Supplying data to the second liquid crystal cell after supplying data to the first liquid crystal cell of the first and second liquid crystal cells of the color; and supplying the data to the fourth liquid crystal cell of the third and fourth liquid crystal cells of the second color. Supplying data to the third liquid crystal cell after supplying data to the liquid crystal cell; and supplying data to the sixth liquid crystal cell after supplying data to the fifth liquid crystal cell among the fifth and sixth liquid crystal cells of the third color.
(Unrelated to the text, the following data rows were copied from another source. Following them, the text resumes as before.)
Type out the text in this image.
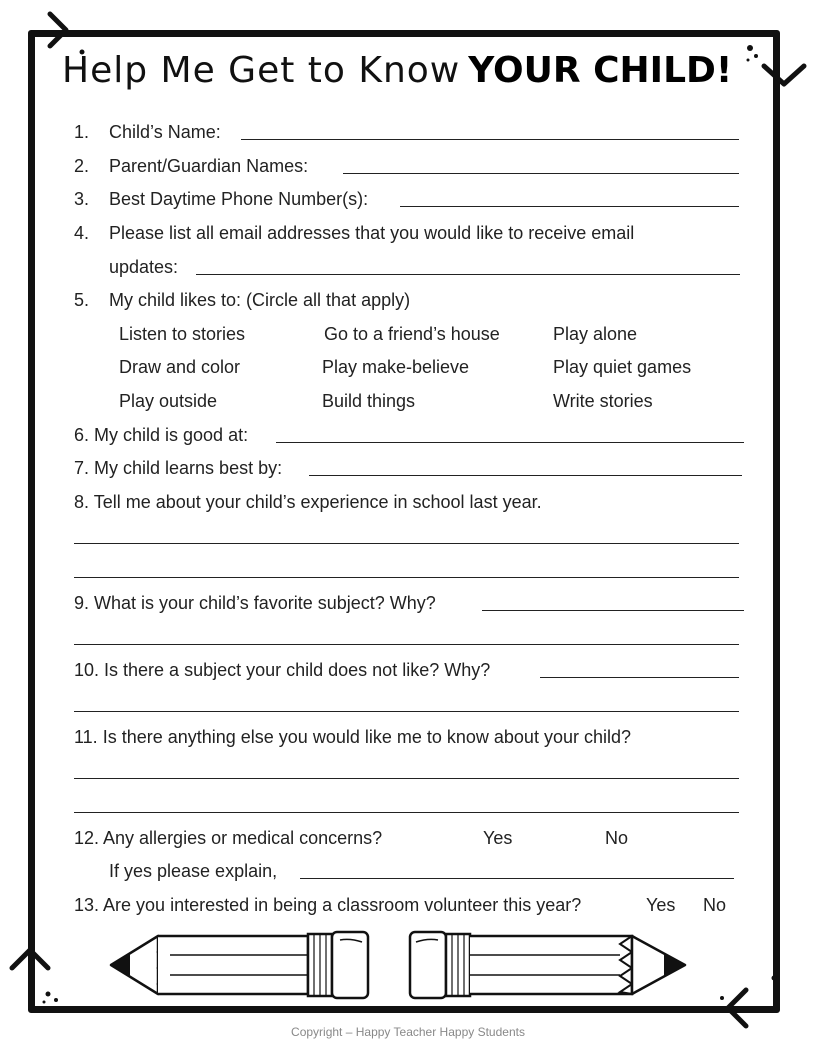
Help Me Get to Know YOUR CHILD!
1. Child’s Name:
2. Parent/Guardian Names:
3. Best Daytime Phone Number(s):
4. Please list all email addresses that you would like to receive email
updates:
5. My child likes to: (Circle all that apply)
Listen to stories	Go to a friend’s house	Play alone
Draw and color	Play make-believe	Play quiet games
Play outside	Build things	Write stories
6. My child is good at:
7. My child learns best by:
8. Tell me about your child’s experience in school last year.
9. What is your child’s favorite subject? Why?
10. Is there a subject your child does not like? Why?
11. Is there anything else you would like me to know about your child?
12. Any allergies or medical concerns?	Yes	No
If yes please explain,
13. Are you interested in being a classroom volunteer this year?	Yes No
Copyright – Happy Teacher Happy Students
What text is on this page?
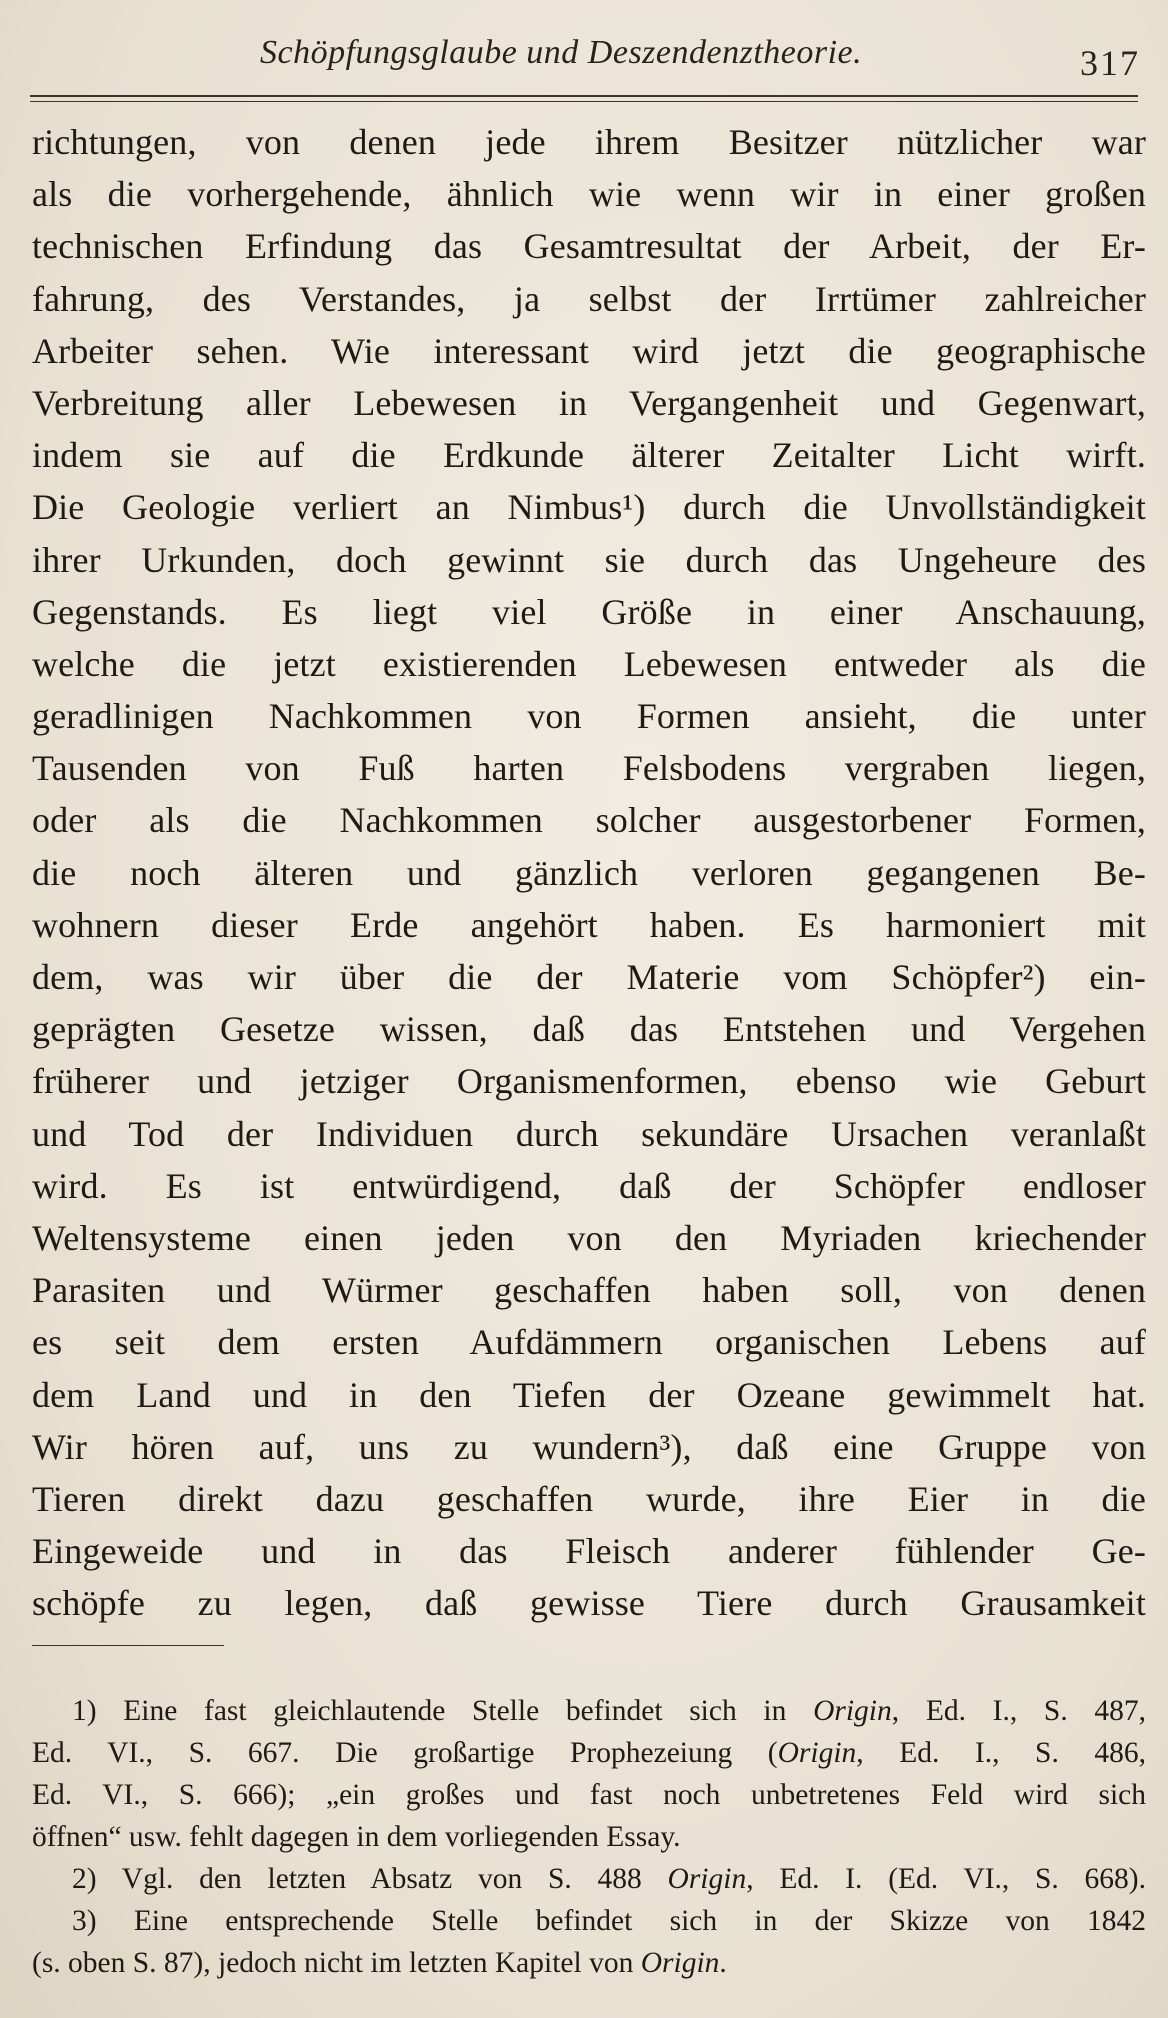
Schöpfungsglaube und Deszendenztheorie.	317
richtungen, von denen jede ihrem Besitzer nützlicher war
als die vorhergehende, ähnlich wie wenn wir in einer großen
technischen Erfindung das Gesamtresultat der Arbeit, der Er-
fahrung, des Verstandes, ja selbst der Irrtümer zahlreicher
Arbeiter sehen. Wie interessant wird jetzt die geographische
Verbreitung aller Lebewesen in Vergangenheit und Gegenwart,
indem sie auf die Erdkunde älterer Zeitalter Licht wirft.
Die Geologie verliert an Nimbus¹) durch die Unvollständigkeit
ihrer Urkunden, doch gewinnt sie durch das Ungeheure des
Gegenstands. Es liegt viel Größe in einer Anschauung,
welche die jetzt existierenden Lebewesen entweder als die
geradlinigen Nachkommen von Formen ansieht, die unter
Tausenden von Fuß harten Felsbodens vergraben liegen,
oder als die Nachkommen solcher ausgestorbener Formen,
die noch älteren und gänzlich verloren gegangenen Be-
wohnern dieser Erde angehört haben. Es harmoniert mit
dem, was wir über die der Materie vom Schöpfer²) ein-
geprägten Gesetze wissen, daß das Entstehen und Vergehen
früherer und jetziger Organismenformen, ebenso wie Geburt
und Tod der Individuen durch sekundäre Ursachen veranlaßt
wird. Es ist entwürdigend, daß der Schöpfer endloser
Weltensysteme einen jeden von den Myriaden kriechender
Parasiten und Würmer geschaffen haben soll, von denen
es seit dem ersten Aufdämmern organischen Lebens auf
dem Land und in den Tiefen der Ozeane gewimmelt hat.
Wir hören auf, uns zu wundern³), daß eine Gruppe von
Tieren direkt dazu geschaffen wurde, ihre Eier in die
Eingeweide und in das Fleisch anderer fühlender Ge-
schöpfe zu legen, daß gewisse Tiere durch Grausamkeit
1) Eine fast gleichlautende Stelle befindet sich in Origin, Ed. I., S. 487,
Ed. VI., S. 667. Die großartige Prophezeiung (Origin, Ed. I., S. 486,
Ed. VI., S. 666); „ein großes und fast noch unbetretenes Feld wird sich
öffnen“ usw. fehlt dagegen in dem vorliegenden Essay.
2) Vgl. den letzten Absatz von S. 488 Origin, Ed. I. (Ed. VI., S. 668).
3) Eine entsprechende Stelle befindet sich in der Skizze von 1842
(s. oben S. 87), jedoch nicht im letzten Kapitel von Origin.
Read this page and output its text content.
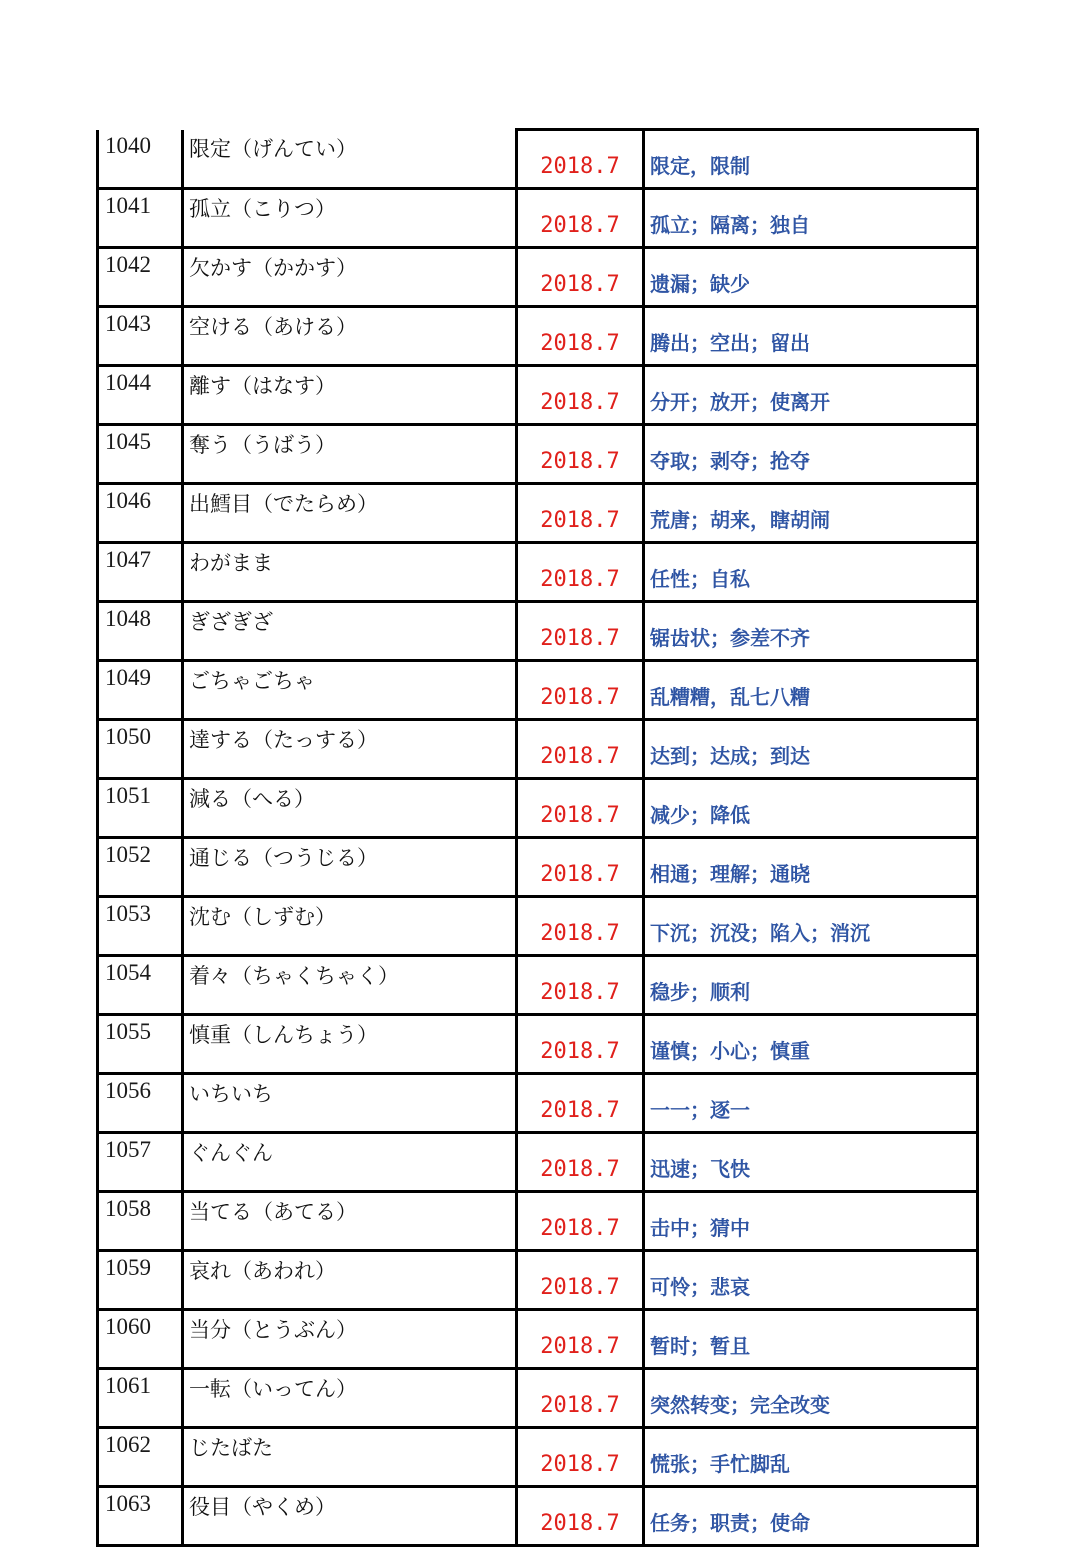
1040	限定（げんてい）	2018.7	限定，限制
1041	孤立（こりつ）	2018.7	孤立；隔离；独自
1042	欠かす（かかす）	2018.7	遗漏；缺少
1043	空ける（あける）	2018.7	腾出；空出；留出
1044	離す（はなす）	2018.7	分开；放开；使离开
1045	奪う（うばう）	2018.7	夺取；剥夺；抢夺
1046	出鱈目（でたらめ）	2018.7	荒唐；胡来，瞎胡闹
1047	わがまま	2018.7	任性；自私
1048	ぎざぎざ	2018.7	锯齿状；参差不齐
1049	ごちゃごちゃ	2018.7	乱糟糟，乱七八糟
1050	達する（たっする）	2018.7	达到；达成；到达
1051	減る（へる）	2018.7	减少；降低
1052	通じる（つうじる）	2018.7	相通；理解；通晓
1053	沈む（しずむ）	2018.7	下沉；沉没；陷入；消沉
1054	着々（ちゃくちゃく）	2018.7	稳步；顺利
1055	慎重（しんちょう）	2018.7	谨慎；小心；慎重
1056	いちいち	2018.7	一一；逐一
1057	ぐんぐん	2018.7	迅速；飞快
1058	当てる（あてる）	2018.7	击中；猜中
1059	哀れ（あわれ）	2018.7	可怜；悲哀
1060	当分（とうぶん）	2018.7	暂时；暂且
1061	一転（いってん）	2018.7	突然转变；完全改变
1062	じたばた	2018.7	慌张；手忙脚乱
1063	役目（やくめ）	2018.7	任务；职责；使命
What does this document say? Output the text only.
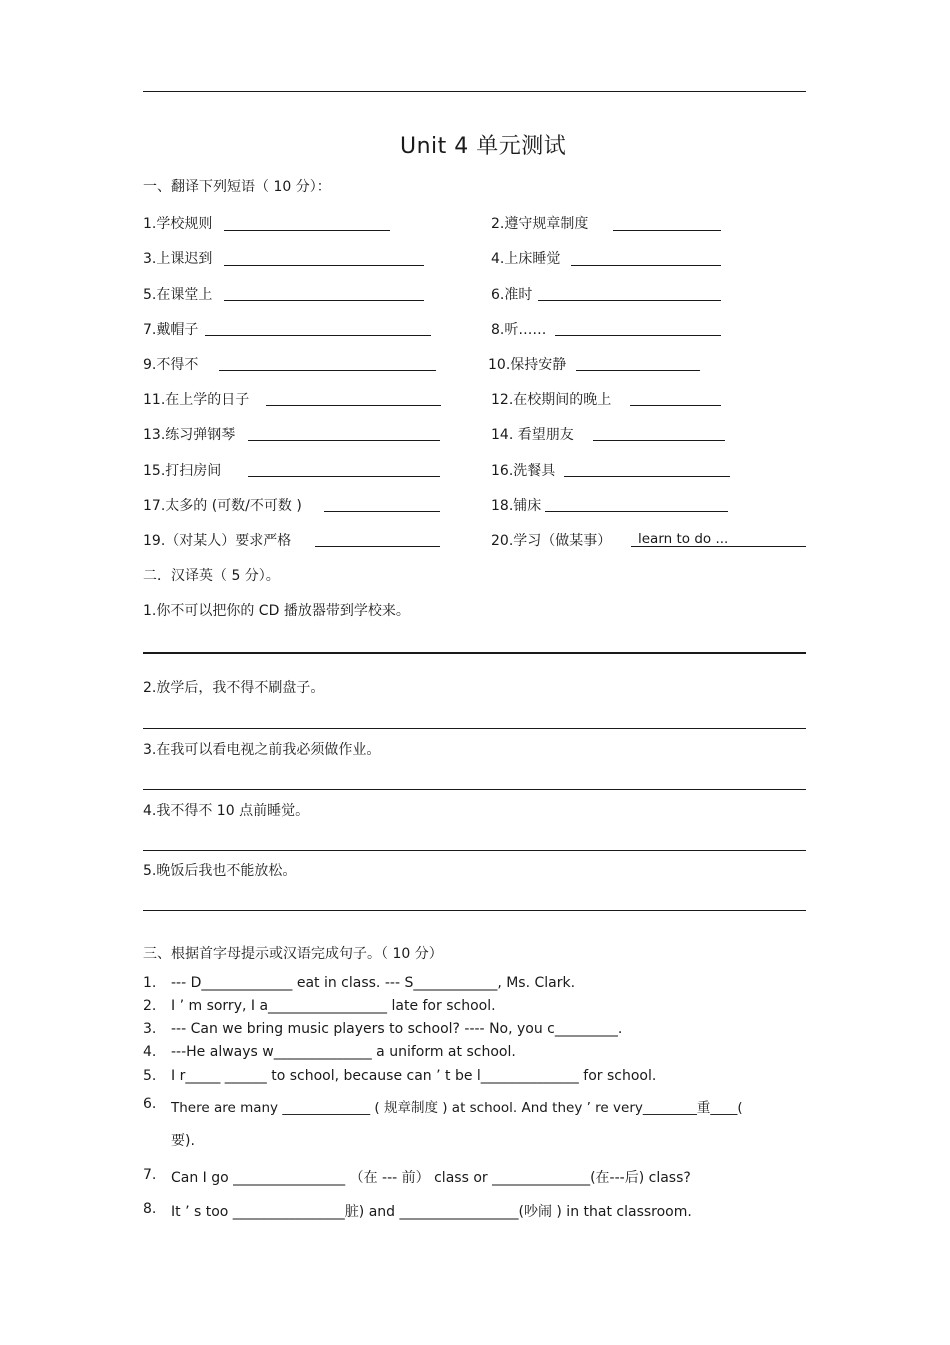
Unit 4 单元测试
一、翻译下列短语（ 10 分）：
1.学校规则
3.上课迟到
5.在课堂上
7.戴帽子
9.不得不
11.在上学的日子
13.练习弹钢琴
15.打扫房间
17.太多的 (可数/不可数 )
19.（对某人）要求严格
2.遵守规章制度
4.上床睡觉
6.准时
8.听……
10.保持安静
12.在校期间的晚上
14. 看望朋友
16.洗餐具
18.铺床
20.学习（做某事） learn to do ...
二．汉译英（ 5 分）。
1.你不可以把你的 CD 播放器带到学校来。
2.放学后，我不得不刷盘子。
3.在我可以看电视之前我必须做作业。
4.我不得不 10 点前睡觉。
5.晚饭后我也不能放松。
三、根据首字母提示或汉语完成句子。（ 10 分）
1. --- D_____________ eat in class. --- S____________, Ms. Clark.
2. I ’ m sorry, I a_________________ late for school.
3. --- Can we bring music players to school? ---- No, you c_________.
4. ---He always w______________ a uniform at school.
5. I r_____ ______ to school, because can ’ t be l______________ for school.
6. There are many _____________ ( 规章制度 ) at school. And they ’ re very________重____(
要).
7. Can I go ________________ （在 --- 前） class or ______________(在---后) class?
8. It ’ s too ________________脏) and _________________(吵闹 ) in that classroom.
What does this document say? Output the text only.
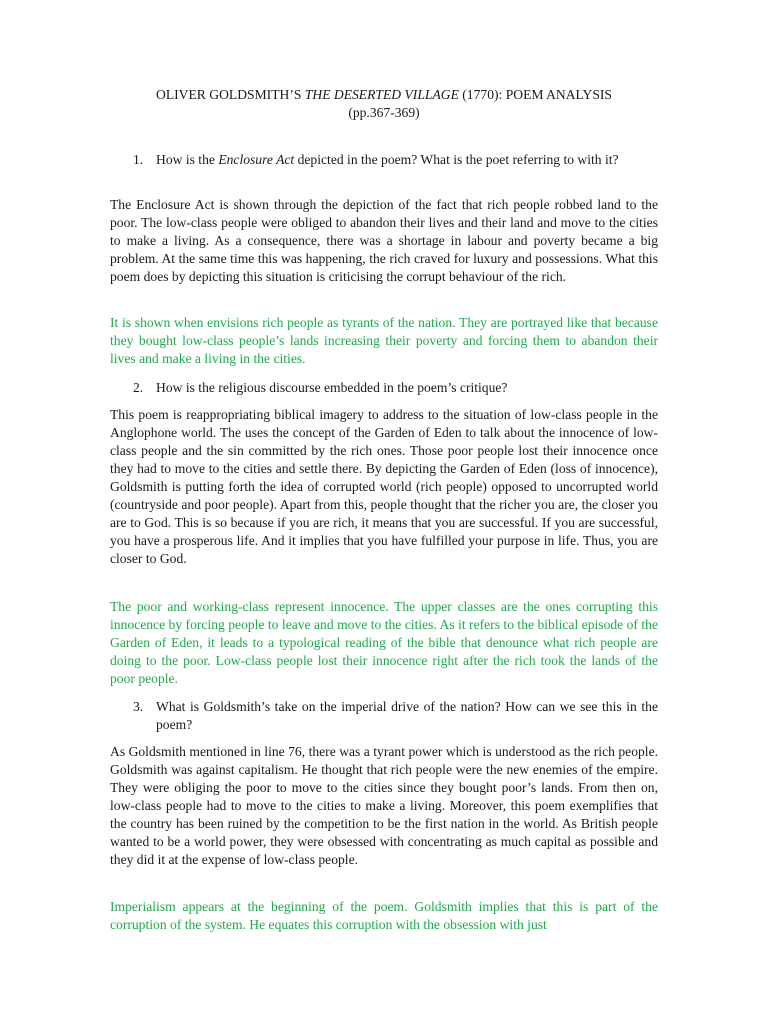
OLIVER GOLDSMITH’S THE DESERTED VILLAGE (1770): POEM ANALYSIS
(pp.367-369)
1. How is the Enclosure Act depicted in the poem? What is the poet referring to with it?
The Enclosure Act is shown through the depiction of the fact that rich people robbed land to the poor. The low-class people were obliged to abandon their lives and their land and move to the cities to make a living. As a consequence, there was a shortage in labour and poverty became a big problem. At the same time this was happening, the rich craved for luxury and possessions. What this poem does by depicting this situation is criticising the corrupt behaviour of the rich.
It is shown when envisions rich people as tyrants of the nation. They are portrayed like that because they bought low-class people’s lands increasing their poverty and forcing them to abandon their lives and make a living in the cities.
2. How is the religious discourse embedded in the poem’s critique?
This poem is reappropriating biblical imagery to address to the situation of low-class people in the Anglophone world. The uses the concept of the Garden of Eden to talk about the innocence of low-class people and the sin committed by the rich ones. Those poor people lost their innocence once they had to move to the cities and settle there. By depicting the Garden of Eden (loss of innocence), Goldsmith is putting forth the idea of corrupted world (rich people) opposed to uncorrupted world (countryside and poor people). Apart from this, people thought that the richer you are, the closer you are to God. This is so because if you are rich, it means that you are successful. If you are successful, you have a prosperous life. And it implies that you have fulfilled your purpose in life. Thus, you are closer to God.
The poor and working-class represent innocence. The upper classes are the ones corrupting this innocence by forcing people to leave and move to the cities. As it refers to the biblical episode of the Garden of Eden, it leads to a typological reading of the bible that denounce what rich people are doing to the poor. Low-class people lost their innocence right after the rich took the lands of the poor people.
3. What is Goldsmith’s take on the imperial drive of the nation? How can we see this in the poem?
As Goldsmith mentioned in line 76, there was a tyrant power which is understood as the rich people. Goldsmith was against capitalism. He thought that rich people were the new enemies of the empire. They were obliging the poor to move to the cities since they bought poor’s lands. From then on, low-class people had to move to the cities to make a living. Moreover, this poem exemplifies that the country has been ruined by the competition to be the first nation in the world. As British people wanted to be a world power, they were obsessed with concentrating as much capital as possible and they did it at the expense of low-class people.
Imperialism appears at the beginning of the poem. Goldsmith implies that this is part of the corruption of the system. He equates this corruption with the obsession with just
Supplying the liquid crystal display device. 8. The driving method according to claim 7, wherein the first color is red, the second color is green, and the third color is blue. 9. Supplying data to the first liquid crystal cell after supplying data to the second liquid crystal cell in the second frame, and supplying data to the fourth liquid crystal cell after supplying data to the third liquid crystal cell. 8. The method according to claim 7, further comprising: supplying data to the fifth liquid crystal cell after supplying data to the sixth liquid crystal cell. 10. The method according to claim 9, wherein the first color is red, the second color is green, and the third color is blue.